Я решаю прочесть о стадиях горевания и при следующей встрече уже находиться на следующей. Или на третьей. Осталось только выяснить, какие они.
По дороге домой я заявляю маме и брату, что завтра мы снова совершим небольшую поездку. Съездим в торговый центр Сикла, чтобы сходить в библиотеку. Я возьму все книги о переживании горя, которые только есть. Я прочту их, научусь всему, чему можно научиться, и выберусь из этого кризиса. По-другому нельзя. А с чувством вины я разберусь потом.

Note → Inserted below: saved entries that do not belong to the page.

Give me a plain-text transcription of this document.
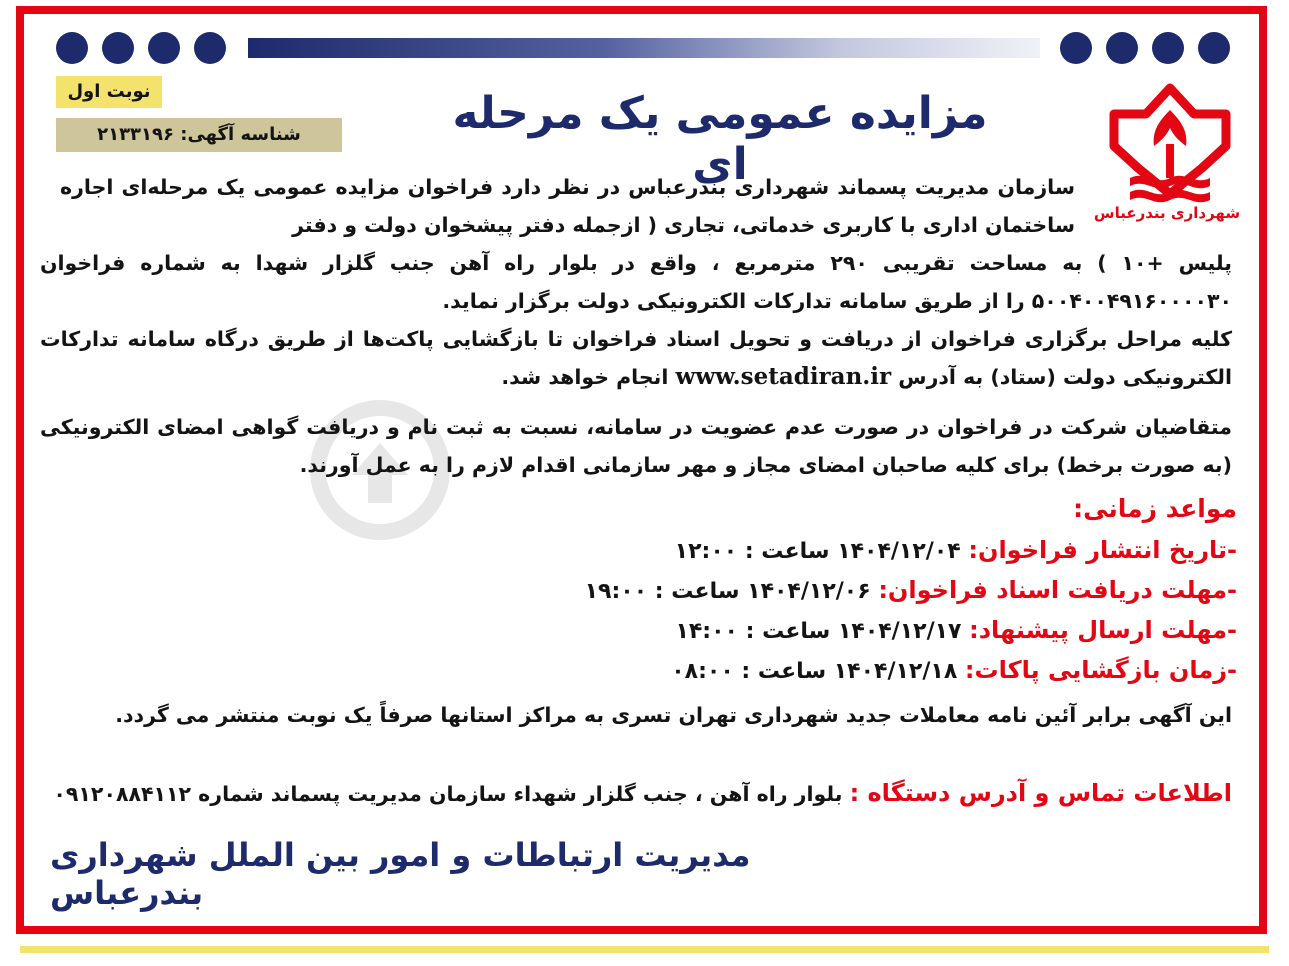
نوبت اول
شناسه آگهی: ۲۱۳۳۱۹۶	مزایده عمومی یک مرحله ای
شهرداری بندرعباس
سازمان مدیریت پسماند شهرداری بندرعباس در نظر دارد فراخوان مزایده عمومی یک مرحله‌ای اجاره ساختمان اداری با کاربری خدماتی، تجاری ( ازجمله دفتر پیشخوان دولت و دفتر
پلیس +۱۰ ) به مساحت تقریبی ۲۹۰ مترمربع ، واقع در بلوار راه آهن جنب گلزار شهدا به شماره فراخوان ۵۰۰۴۰۰۴۹۱۶۰۰۰۰۳۰ را از طریق سامانه تدارکات الکترونیکی دولت برگزار نماید.
کلیه مراحل برگزاری فراخوان از دریافت و تحویل اسناد فراخوان تا بازگشایی پاکت‌ها از طریق درگاه سامانه تدارکات الکترونیکی دولت (ستاد) به آدرس www.setadiran.ir انجام خواهد شد.
متقاضیان شرکت در فراخوان در صورت عدم عضویت در سامانه، نسبت به ثبت نام و دریافت گواهی امضای الکترونیکی (به صورت برخط) برای کلیه صاحبان امضای مجاز و مهر سازمانی اقدام لازم را به عمل آورند.
مواعد زمانی:
-تاریخ انتشار فراخوان: ۱۴۰۴/۱۲/۰۴ ساعت : ۱۲:۰۰
-مهلت دریافت اسناد فراخوان: ۱۴۰۴/۱۲/۰۶ ساعت : ۱۹:۰۰
-مهلت ارسال پیشنهاد: ۱۴۰۴/۱۲/۱۷ ساعت : ۱۴:۰۰
-زمان بازگشایی پاکات: ۱۴۰۴/۱۲/۱۸ ساعت : ۰۸:۰۰
این آگهی برابر آئین نامه معاملات جدید شهرداری تهران تسری به مراکز استانها صرفاً یک نوبت منتشر می گردد.
اطلاعات تماس و آدرس دستگاه : بلوار راه آهن ، جنب گلزار شهداء سازمان مدیریت پسماند شماره ۰۹۱۲۰۸۸۴۱۱۲
مدیریت ارتباطات و امور بین الملل شهرداری بندرعباس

Я замечаю, как моя мама и брат переглядываются, когда им кажется, что я не вижу. Брат кивает маме, и они, похоже, решают ничего не говорить. И тем самым решение принято – завтра мы снова едем. Во второй раз с тех пор, как ты умер.
Это наше первое лето в Эншеде, и по сравнению с прошлым оно чудесное. В этом году наша жизнь окрашена тихим умиротворением. Мы редко ссоримся. Часто смеемся. Снова регулярно занимаемся сексом. Реагируем на нашу непохожесть желанием находить компромиссы, а не обидой, плохо скрываемой злостью и взаимными упреками. Мне трудно сказать точно, что именно изменилось, однако подозреваю, что наш совместный переезд сыграл определенную роль. Как с практической стороны, так и с эмоциональной.